Quelle somme d’argent peut-on donner sans déclarer après 80 ans ?
Après 80 ans, les règles du jeu fiscal changent pour les donations d’argent. La générosité n’a pas d’âge, mais les avantages fiscaux, eux, en ont. Alors, peut-on encore donner de l’argent à ses enfants ou petits-enfants sans passer par la case déclaration ? La réponse est oui, mais sous une condition très stricte et pour des montants limités. Pour tout le reste, une idée reçue tenace doit être combattue : déclarer un don ne signifie pas forcément payer des impôts. Cet article va clarifier la seule option 100% discrète, le « présent d’usage », et vous expliquer pourquoi la déclaration d’un don manuel est en réalité votre meilleure alliée pour transmettre votre patrimoine sans droits de donation, même après 80 ans.
Les infos à retenir (si vous n’avez pas le temps de tout lire)
- ️ L’unique manière de donner de l’argent sans aucune déclaration après 80 ans est le « présent d’usage » : un cadeau pour un événement spécial (Noël, anniversaire) et d’un montant modeste par rapport à votre patrimoine.
- ❌ L’exonération spéciale de 31 865 € pour les dons d’argent (loi TEPA) n’est PLUS applicable si le donateur a 80 ans ou plus. C’est le principal changement fiscal.

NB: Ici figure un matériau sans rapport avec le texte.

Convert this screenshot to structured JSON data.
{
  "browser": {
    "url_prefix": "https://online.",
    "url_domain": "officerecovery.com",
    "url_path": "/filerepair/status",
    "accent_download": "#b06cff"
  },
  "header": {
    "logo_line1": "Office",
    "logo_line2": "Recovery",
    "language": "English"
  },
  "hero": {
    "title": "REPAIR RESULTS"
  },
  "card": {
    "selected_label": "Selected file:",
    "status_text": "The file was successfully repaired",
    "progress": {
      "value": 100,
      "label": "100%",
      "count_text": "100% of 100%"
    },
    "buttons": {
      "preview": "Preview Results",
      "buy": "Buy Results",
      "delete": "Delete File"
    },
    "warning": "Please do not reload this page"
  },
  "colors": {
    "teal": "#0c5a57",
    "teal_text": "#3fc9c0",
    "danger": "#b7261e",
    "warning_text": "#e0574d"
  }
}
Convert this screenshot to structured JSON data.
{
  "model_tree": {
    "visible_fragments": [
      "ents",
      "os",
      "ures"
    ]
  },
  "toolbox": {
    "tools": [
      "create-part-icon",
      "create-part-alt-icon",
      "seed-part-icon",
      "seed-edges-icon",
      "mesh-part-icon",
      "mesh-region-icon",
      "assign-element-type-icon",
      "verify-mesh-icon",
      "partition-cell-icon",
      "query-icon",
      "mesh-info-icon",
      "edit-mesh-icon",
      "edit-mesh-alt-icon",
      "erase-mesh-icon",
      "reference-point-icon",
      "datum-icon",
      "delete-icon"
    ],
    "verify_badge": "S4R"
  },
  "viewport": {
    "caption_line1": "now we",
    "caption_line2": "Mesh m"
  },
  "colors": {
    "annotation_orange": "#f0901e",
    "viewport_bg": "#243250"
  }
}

- ✅ Les abattements classiques (par exemple, 100 000 € par enfant) restent parfaitement valables. Mais pour en bénéficier, la déclaration du don est obligatoire via le formulaire 2735.
- 💡 Le principe clé à retenir : « Déclarer ne veut pas dire payer ». La déclaration est la formalité qui active les abattements et permet, dans la plupart des cas, de ne payer aucun droit de donation.
- ⏱️ Déclarer un don permet de « prendre date ». Cela lance le compteur de 15 ans au bout duquel l’abattement se renouvelle, mécanisme comparable au report des plafonds de déduction du PER pour optimiser la fiscalité sur le long terme. C’est un avantage stratégique majeur pour optimiser la transmission future de votre patrimoine.

La seule option 100% sans déclaration : Le Présent d’Usage
Face à la complexité administrative, beaucoup cherchent à savoir quelle somme d’argent peut-on donner sans déclarer après 80 ans. La réponse la plus simple et la seule légalement correcte est : le présent d’usage. Il s’agit de la seule et unique manière de donner de l’argent sans aucune formalité, quel que soit l’âge du donateur.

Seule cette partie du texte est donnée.